Traditional
When I first arrived in Quirindi, those girls they jumped for joy
Saying one unto the other, "Here comes a union boy"
"We'll treat him to a bottle, and likewise to a dram
Our hearts we'll freely give, too, to all staunch union men"
I had not been long in Quirindi, not one week, two, or three
When an handsome pretty fair maid, she fell in love with me
She introduced me to her mother as a loyal union man
"Oh mother, dearest mother, now he's gently joined the gang"
"Oh daughter, dearest daughter, oh, this can never be
For four years ago-oh, he scabbed at Forquadee"
"Oh mother, dearest mother, now the truth to you I'll tell
He's since then joined the union and the country knows it well"
"Now Fred, you've joined the union, so stick to it like glue
For the scabs that were upon your back, they're now but only few."

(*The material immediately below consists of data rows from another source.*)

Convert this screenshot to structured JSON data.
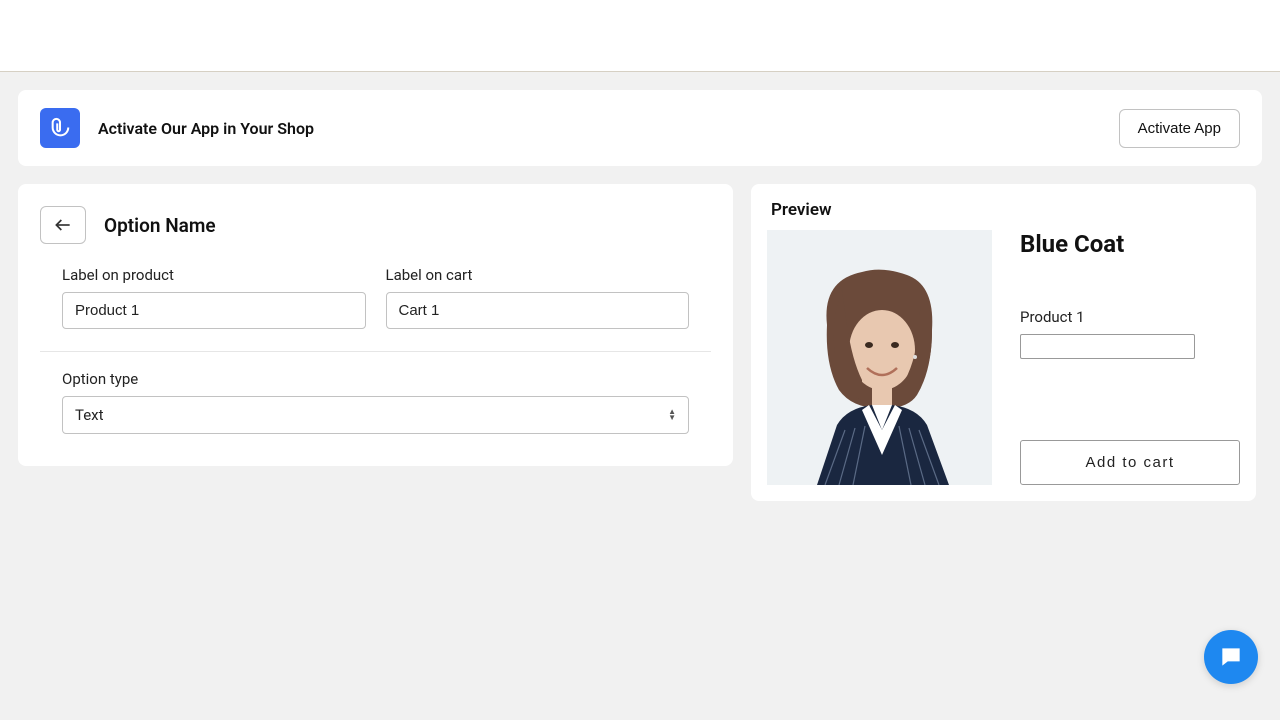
{
  "banner": {
    "text": "Activate Our App in Your Shop",
    "button": "Activate App"
  },
  "leftCard": {
    "title": "Option Name",
    "labelProduct": "Label on product",
    "labelProductValue": "Product 1",
    "labelCart": "Label on cart",
    "labelCartValue": "Cart 1",
    "optionType": "Option type",
    "optionTypeValue": "Text"
  },
  "preview": {
    "title": "Preview",
    "productTitle": "Blue Coat",
    "productLabel": "Product 1",
    "addToCart": "Add to cart"
  }
}
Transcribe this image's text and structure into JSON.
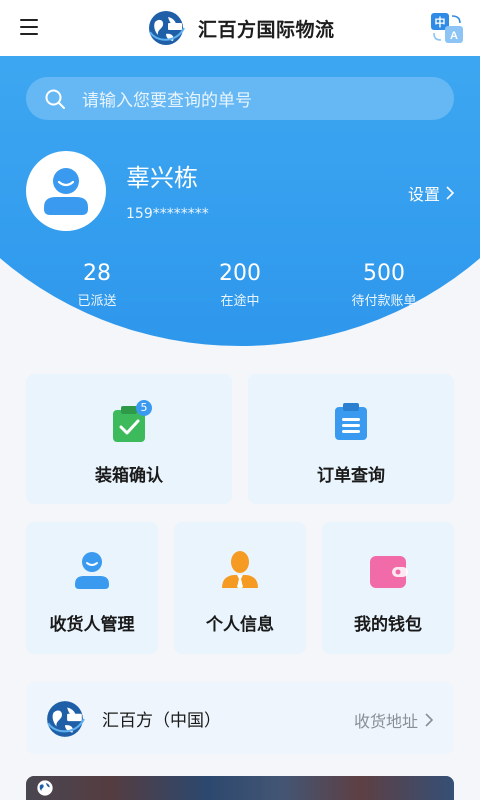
{
  "header": {
    "title": "汇百方国际物流"
  },
  "search": {
    "placeholder": "请输入您要查询的单号"
  },
  "user": {
    "name": "辜兴栋",
    "phone": "159********",
    "settings_label": "设置"
  },
  "stats": [
    {
      "value": "28",
      "label": "已派送"
    },
    {
      "value": "200",
      "label": "在途中"
    },
    {
      "value": "500",
      "label": "待付款账单"
    }
  ],
  "cards": {
    "packing_confirm": {
      "label": "装箱确认",
      "badge": "5"
    },
    "order_query": {
      "label": "订单查询"
    },
    "consignee_manage": {
      "label": "收货人管理"
    },
    "personal_info": {
      "label": "个人信息"
    },
    "my_wallet": {
      "label": "我的钱包"
    }
  },
  "company": {
    "name": "汇百方（中国）",
    "link_label": "收货地址"
  },
  "colors": {
    "primary": "#3ea8f2",
    "card_bg": "#e9f4fd",
    "icon_green": "#3dbb5c",
    "icon_blue": "#3a9af0",
    "icon_orange": "#f59a23",
    "icon_pink": "#f06ba8"
  },
  "icons": {
    "menu": "menu-icon",
    "translate": "translate-icon",
    "search": "search-icon",
    "settings_chevron": "chevron-right-icon"
  }
}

"And if you ever go blackleggin' or scabbing it likewise
It's with my long, long fingernails, I'll scratch out both your eyes"
"I'll put you to every cruelty, I'll stretch you in a vice
I'll cut you up in a hay machine and sell you for Chinese rice"
Come, all you young men, oh, wherever you may be
Oh, it's hoist oh the flag, oh, the flag of unity
Then scabbin' in this country will soon be at an end
And I pray that one and all of you will be staunch union men.
Collected by John Meredith from Bill Coughlin in Gulgong. Lyrics and notes from Meredith and Anderson's Folk Songs of Australia:
Coughlin was seventy when recorded, but had learned "The Union Boy" at Cassilis during a shearers' strike in 1902. He was only sixteen years of age at that time.
The illustration to this post is a photograph of a shearers' strike camp from 1884 from the La Trobe Collection, State Library of Victoria.